Created 12-21-2016 01:21 PM
1)val sqlContext = new org.apache.spark.sql.hive.HiveContext(sc)
2)val df=sqlContext.sql("select * from v_main_test ")
3)df.show()
|vbeln| line_number|parent_line_number|flag| dt|
| 123| ||0|20161219|
| 124| ||1|20161219|
df.map(row => { val row1 = row.getAs[String]("vbeln")
val make = if (row1.toLowerCase == "125") "S" else "its 123"
Row(row(0),make,row(0)) }).collect().foreach(println)
row doest work??
I have to use map function because i have to use each line and update each line by line number and parent line number
out put shoud be :line shoud be 001 and dont need to add new line but for flag1 i have to add same line twise as
| 123| 001||0|20161219|
| 124| 002||1|20161219|
| 124| 003|002|1|20161219|
how to use spark dataframe and spark core functions like map in scala ?
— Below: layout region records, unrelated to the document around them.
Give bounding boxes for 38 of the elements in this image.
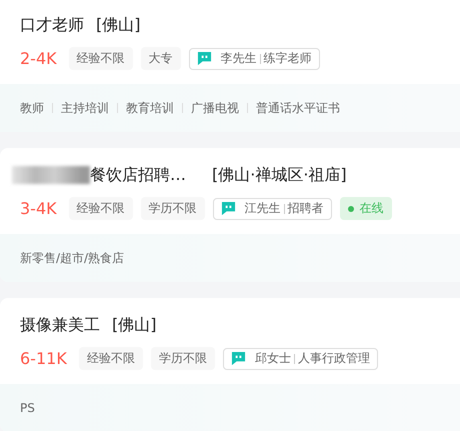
job-location: [佛山·禅城区·祖庙]	[212, 164, 347, 186]
recruiter-role: 人事行政管理	[298, 350, 370, 367]
job-title: 摄像兼美工	[20, 314, 100, 336]
job-title: 餐饮店招聘…	[90, 164, 186, 186]
job-location: [佛山]	[112, 314, 156, 336]
chat-icon	[196, 51, 212, 66]
recruiter-role: 招聘者	[288, 200, 324, 217]
job-card[interactable]: 口才老师 [佛山] 2-4K 经验不限 大专 李先生 练字老师 教师 主持培训 教育培训 广播电视 普通话水平证书	[0, 0, 460, 132]
keyword-tag: PS	[20, 401, 35, 415]
online-badge: 在线	[340, 197, 392, 220]
salary-text: 3-4K	[20, 199, 57, 218]
recruiter-name: 李先生	[220, 50, 257, 67]
requirement-tag: 经验不限	[68, 197, 133, 220]
recruiter-chip[interactable]: 江先生 招聘者	[212, 198, 332, 220]
salary-text: 6-11K	[20, 349, 67, 368]
requirement-tag: 经验不限	[78, 347, 143, 370]
job-card[interactable]: 餐饮店招聘… [佛山·禅城区·祖庙] 3-4K 经验不限 学历不限 江先生 招聘者 在线 新零售/超市/熟食店	[0, 148, 460, 282]
requirement-tag: 学历不限	[140, 197, 205, 220]
keyword-tag: 教师	[20, 100, 44, 116]
recruiter-role: 练字老师	[264, 50, 312, 67]
recruiter-chip[interactable]: 邱女士 人事行政管理	[222, 348, 378, 370]
keyword-tag: 主持培训	[61, 100, 109, 116]
keyword-tag: 教育培训	[126, 100, 174, 116]
job-location: [佛山]	[96, 14, 140, 36]
keyword-tag: 广播电视	[191, 100, 239, 116]
recruiter-chip[interactable]: 李先生 练字老师	[188, 48, 320, 70]
job-card[interactable]: 摄像兼美工 [佛山] 6-11K 经验不限 学历不限 邱女士 人事行政管理 PS	[0, 298, 460, 431]
recruiter-name: 邱女士	[254, 350, 291, 367]
requirement-tag: 学历不限	[150, 347, 215, 370]
chat-icon	[230, 351, 246, 366]
chat-icon	[220, 201, 236, 216]
job-title: 口才老师	[20, 14, 84, 36]
requirement-tag: 经验不限	[68, 47, 133, 70]
keyword-tag: 新零售/超市/熟食店	[20, 250, 124, 266]
salary-text: 2-4K	[20, 49, 57, 68]
keyword-tag: 普通话水平证书	[256, 100, 340, 116]
recruiter-name: 江先生	[244, 200, 281, 217]
requirement-tag: 大专	[140, 47, 181, 70]
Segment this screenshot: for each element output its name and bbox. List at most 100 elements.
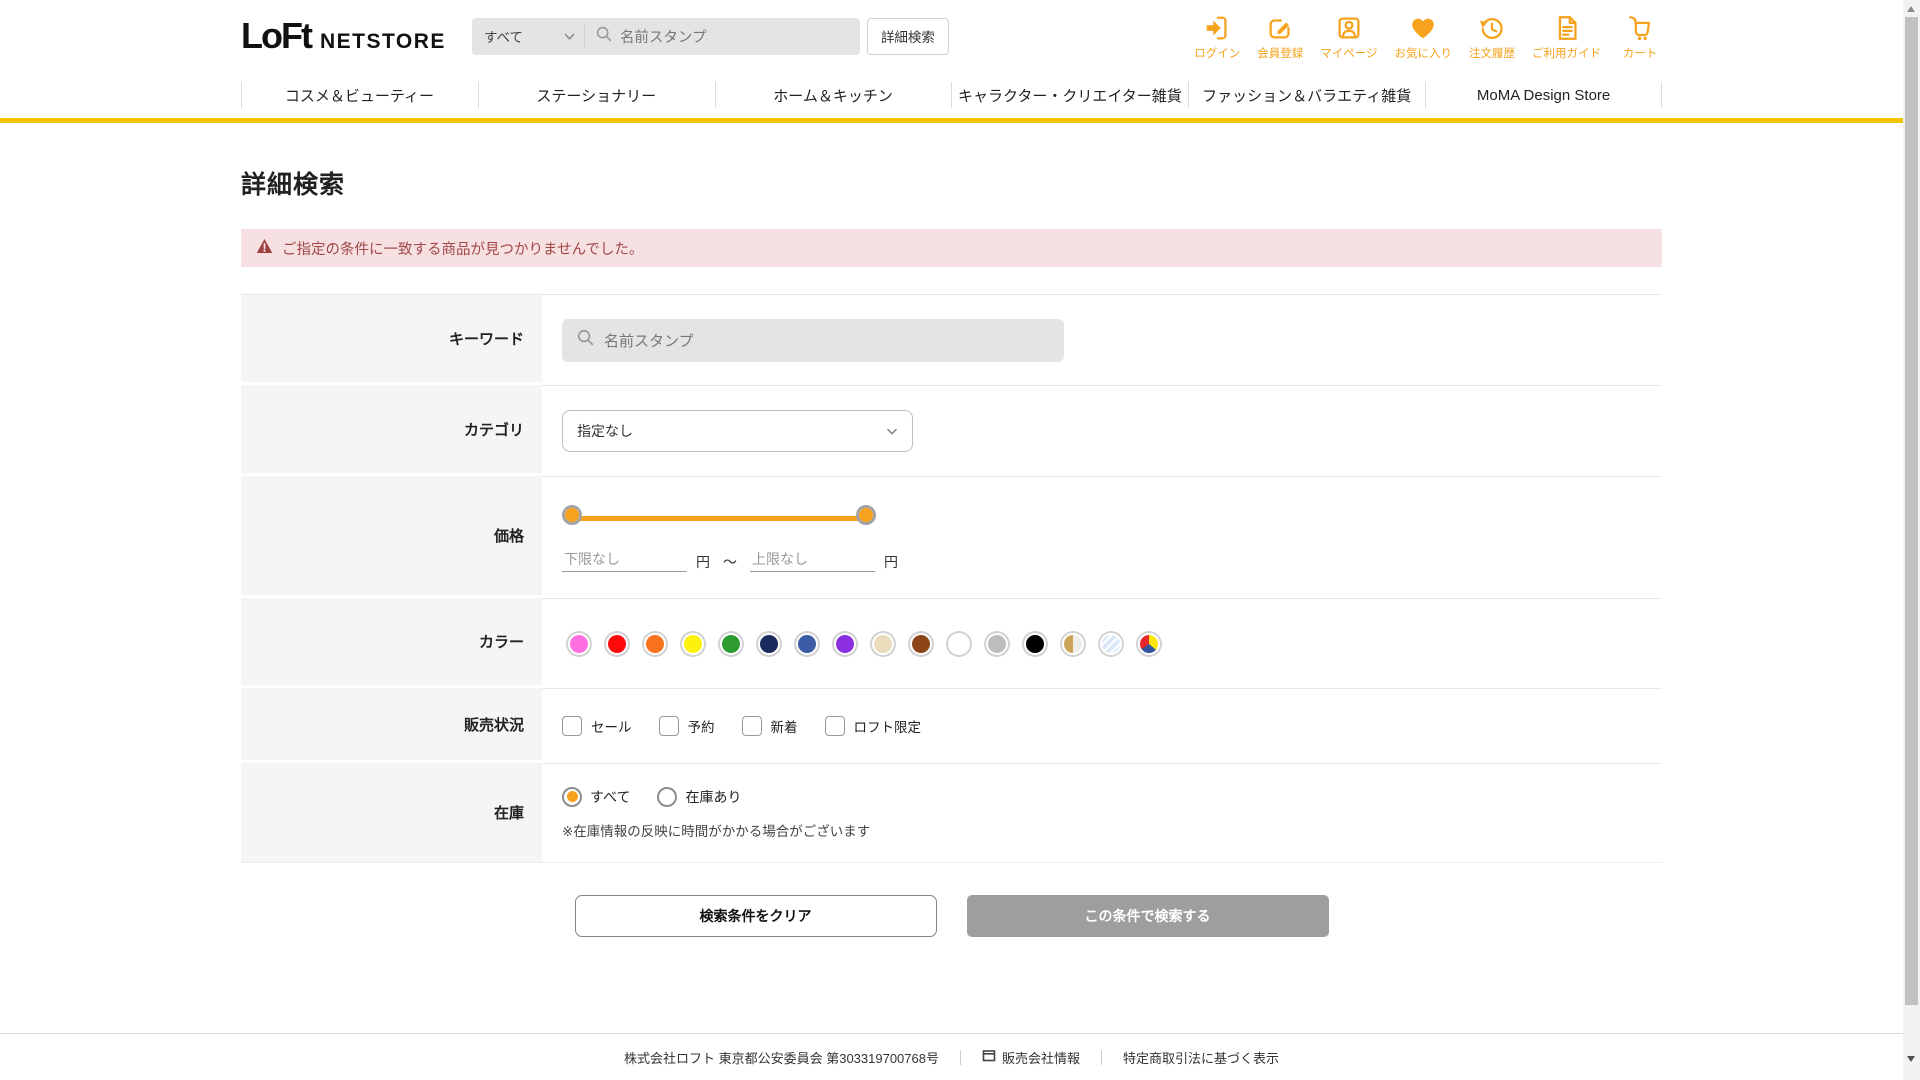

Created 12-21-2016 04:46 PM
Unfortunately the error itself is not included in the question. but most probably you don't need to map to Row type. Map the Row to a case class or a tuple. Tested with Spark 2.0.2:
val spark = session.sparkContext import session.sqlContext.implicits._ val df: DataFrame = session.sqlContext.read.format("csv").load("file:///tmp/ls.txt") df.printSchema() df.show() val df2 = df.map(r => (r.getString(0),r.getString(0).length)) df2.printSchema()
From the output:
root |-- _c0: string (nullable = true) |-- _c1: string (nullable = true) +---+---+ |_c0|_c1| +---+---+ | a| 1| | b| 2| | c| 3| +---+---+ root |-- _1: string (nullable = true) |-- _2: integer (nullable = true)
Created 12-22-2016 07:26 AM
| 123| 001||0|20161219|
| 124| 002||1|20161219|
| 124| 003|002|1|20161219|
how to use spark dataframe and spark core functions like map in scala ?
how to put variable value in each row of DF ? is it possible (becasue df is immutable )?
if we convert df into rdd then how to change each lines 3 rd column with varible value +1 and increment for each line ?
Created 12-22-2016 11:19 AM
Use
df.map(row => { val row1 = row.getAs[String]("vbeln") val make = if (row1.toLowerCase == "125") "S" else "its 123" (row(0),make,row(0)) }).collect().foreach(println)
Instead of:
df.map(row => { val row1 = row.getAs[String]("vbeln") val make = if (row1.toLowerCase == "125") "S" else "its 123" Row(row(0),make,row(0)) }).collect().foreach(println)
You can map each line to a new one, but you don't need to return with a new Row. You should map each record to a new tuple (in case of simple types) or a new case class instance.